“Halfway hall” was a term I first heard around this time last year. I felt nothing but pity for the second years: how sad, to be halfway through your degree, to know you have such little time here left.
Now, experiencing my own halfway hall, my feelings haven’t changed. My nomination for Most Likely to become Jan Royall (Somerville’s principal) has done little to assuage the terror I feel at being halfway through my degree. I’ve only just got started!
I’ve been reflecting on my time here. My own halfway hall coincides neatly with five years of The Oxford Blue. Half a decade. The Blue has become really special to me. I can’t imagine coming to Oxford and not joining it. How different life would’ve been. I’ve been thinking about Love Letters. This column started on the 20th February 2024: that’s almost a year ago!
Love Letters was many things. The guise I created it under was looking for love in the little things – sparked by my friend giving me a rose on Valentine’s Day. But it was also about training myself to be an optimist. It is named after an ex-boyfriend who was too scared to give me a love letter at the end of Michaelmas in first year. I decided I wouldn’t keep my love in anymore. If I felt something, I would express it.
And I think that’s what I’ve done. I’ve expressed many things (often too many things) over the past year. I’ve taken the whimsy in my life and enshrined it onto the page. I’ve shared my biggest fears, some heartbreaks, and all the love I have in my heart.
Love Letters has become a sort of diary for me over the past year. I have presented my deepest confessions for the entire internet to see. I’ve been more vulnerable through this medium than I ever would be in real life. It’s been scary, but it’s also been incredibly cathartic. I barely go a week without someone mentioning this column to me. It’s funny how something I created at the suggestion of a former Senior Editor has become one of the most important aspects of my life.
So, dear diary, dear readers, dear whoever: I am fucking terrified.
I don’t want my degree to end. The past year and a half has flown by, as everyone assured me it would, and I hate that everyone was right. This degree has brought meaning to my life, this university has brought love. I was flailing in the wind before; here I am a person for the first time.
First year was potentially the biggest rollercoaster of my life.

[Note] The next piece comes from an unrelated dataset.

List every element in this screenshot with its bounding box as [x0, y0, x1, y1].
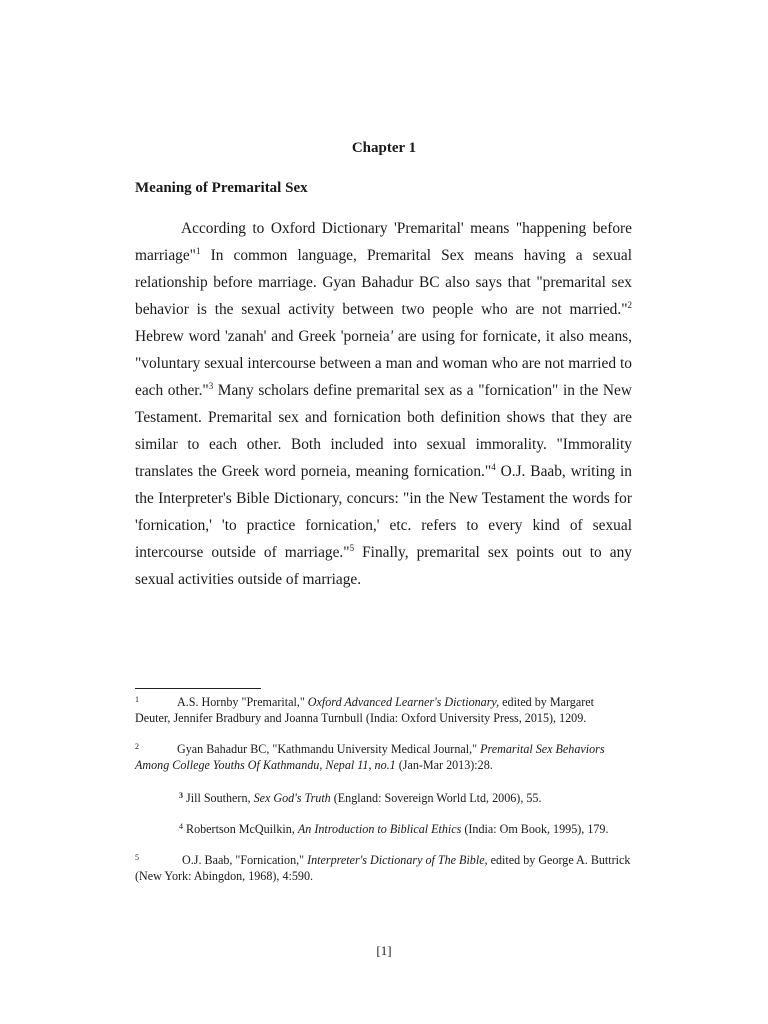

I still marvel at how quickly I started trusting my friends: after watching Saltburn, I sat for a while and reflected on how they could all be completely lying about who they are. I found romantic love for the first time in first year and I was completely blown away by it. I still long for those long evenings in Trinity, feeling myself fall head over heels for someone. Every term cast Oxford in a new light.
But Oxford and I are an old couple now. We know each other too well. There are no new twists and turns in its winding streets for me to discover, no surprises. It is a comfortable coupling, but somewhat boring. Perhaps I am the one who has become boring. I had so many aspirations in first year. I was going to visit every college bar. I was going to try every pub in Oxford. I was going to visit all of the Bodleian libraries. I was going to visit every museum.
What happened? Where did the time go? I cannot be the only second year who feels this way – like I’ve wasted a year and a half of my life, time that I should have been making the most of. What have I been doing? What can I say I did whilst at university? What stories do I have to tell my children?
And then, I am reminded that halfway hall means halfway there. I am a glass-half-full kinda girl usually, but maybe I’ve been looking at this wrong. I should see the glass as half-empty. Sure, I’ve spent a year and a half here. So what? I have a year and a half left. And perhaps the second-year scaries might finally motivate me to grab Oxford by the horns and make the most of my time here. Take joy in every walk to Exam Schools, noticing all of the architecture that first made me fall in love with the city of dreaming spires. Savour every formal, knowing I will never have the chance to eat food like that again. Enjoy every essay, because God knows I’ll miss them once I’ve graduated.
To the first years who might read this: don’t repeat my mistakes. Don’t take this time for granted. But to my fellow second years: I hope you’ll join me in making the next year and a half the most significant year and a half of our lives. Live in the moment. Take every opportunity. I look back on the past, and I look to the future (being Jan Royall, apparently), and now, halfway between my past and my future, I take a deep breath, and try to enjoy the formal without crying (I will, inevitably, fail). Happy halfway hall!